Metadata-Version: 2.4
Name: lode-kg
Version: 0.1.1
Summary: Lode: fully local repository knowledge graph daemon and CLI.
Project-URL: Homepage, https://github.com/alfredosdpiii/lode
Project-URL: Repository, https://github.com/alfredosdpiii/lode
Project-URL: Issues, https://github.com/alfredosdpiii/lode/issues
Author: Bryan
License: Apache-2.0
License-File: LICENSE
Keywords: agents,cli,code-intelligence,knowledge-graph,kuzu,lode,sqlite
Classifier: Development Status :: 3 - Alpha
Classifier: Environment :: Console
Classifier: License :: OSI Approved :: Apache Software License
Classifier: Programming Language :: Python :: 3
Classifier: Programming Language :: Python :: 3.11
Classifier: Programming Language :: Python :: 3.12
Classifier: Topic :: Software Development :: Libraries :: Python Modules
Requires-Python: >=3.11
Provides-Extra: dev
Provides-Extra: kuzu
Requires-Dist: kuzu>=0.11.0; extra == 'kuzu'
Description-Content-Type: text/markdown

# Lode

Lode gives coding agents a local map of a repository.

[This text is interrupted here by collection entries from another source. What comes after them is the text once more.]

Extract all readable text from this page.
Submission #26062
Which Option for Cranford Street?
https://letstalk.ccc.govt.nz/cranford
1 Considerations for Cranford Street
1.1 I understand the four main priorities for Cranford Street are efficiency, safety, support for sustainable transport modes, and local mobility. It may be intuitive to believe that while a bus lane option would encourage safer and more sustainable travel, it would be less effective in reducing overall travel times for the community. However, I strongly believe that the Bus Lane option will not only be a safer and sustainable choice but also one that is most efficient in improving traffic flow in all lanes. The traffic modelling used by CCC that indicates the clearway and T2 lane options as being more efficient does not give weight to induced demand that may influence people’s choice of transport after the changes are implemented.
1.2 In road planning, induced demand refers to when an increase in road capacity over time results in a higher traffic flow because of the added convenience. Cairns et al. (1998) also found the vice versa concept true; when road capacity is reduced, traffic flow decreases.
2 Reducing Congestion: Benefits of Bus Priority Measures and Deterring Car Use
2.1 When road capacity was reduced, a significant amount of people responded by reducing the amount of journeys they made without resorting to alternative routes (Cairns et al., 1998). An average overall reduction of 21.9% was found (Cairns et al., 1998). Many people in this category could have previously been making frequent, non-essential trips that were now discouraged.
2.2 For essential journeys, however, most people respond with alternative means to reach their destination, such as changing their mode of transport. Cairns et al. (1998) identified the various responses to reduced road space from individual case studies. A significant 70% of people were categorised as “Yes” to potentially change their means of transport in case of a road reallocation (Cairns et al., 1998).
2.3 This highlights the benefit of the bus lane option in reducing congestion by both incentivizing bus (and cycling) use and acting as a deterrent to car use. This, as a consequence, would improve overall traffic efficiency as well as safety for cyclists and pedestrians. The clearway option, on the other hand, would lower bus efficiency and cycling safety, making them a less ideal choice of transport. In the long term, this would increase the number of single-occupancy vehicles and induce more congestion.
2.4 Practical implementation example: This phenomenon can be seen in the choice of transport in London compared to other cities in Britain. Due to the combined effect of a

It indexes source files into SQLite for fast lookups, and can project the same
facts into embedded Kuzu when you want graph traversal. The job is simple: answer
"where is this symbol?", "what should I read?", "what calls this?", and "what
might break if I touch it?" without sending the repo to a hosted code-search
service.

## Goals

- Local by default: no account, hosted index, or remote API call required.
- CLI first: agents can call `lode` directly and get bounded JSON with file:line citations.
- Fast path in SQLite: exact lookup and FTS stay cheap enough for per-turn use.
- Optional graph path in Kuzu: Cypher and vector experiments without leaving local disk.
- Daemon-friendly: run `loded` on login if you want a warm local service.

## Current state

This is an early MVP. Today it can:

- `lode index PATH` for Python, TypeScript/JavaScript, Markdown, and config-ish files.
- `lode search QUERY --json` over SQLite FTS5.
- `lode symbol NAME --json` for exact-ish symbol lookup.
- `lode context QUERY --json --budget N` for an agent context pack.
- `lode impact TARGET --json` for callers, callees, related files, and raw graph edges.
- `lode neighbors NODE_ID --json` for direct graph neighbors.
- `loded` local HTTP daemon with `/health`, `/status`, `/index`, `/search`, and `/context`.
- Optional Kuzu projection code when the `kuzu` extra is installed.
- Docker Compose with a local TEI embeddings service using `Snowflake/snowflake-arctic-embed-s`.

## Install

The PyPI package is called `lode-kg`; it installs the `lode` CLI and `loded` daemon.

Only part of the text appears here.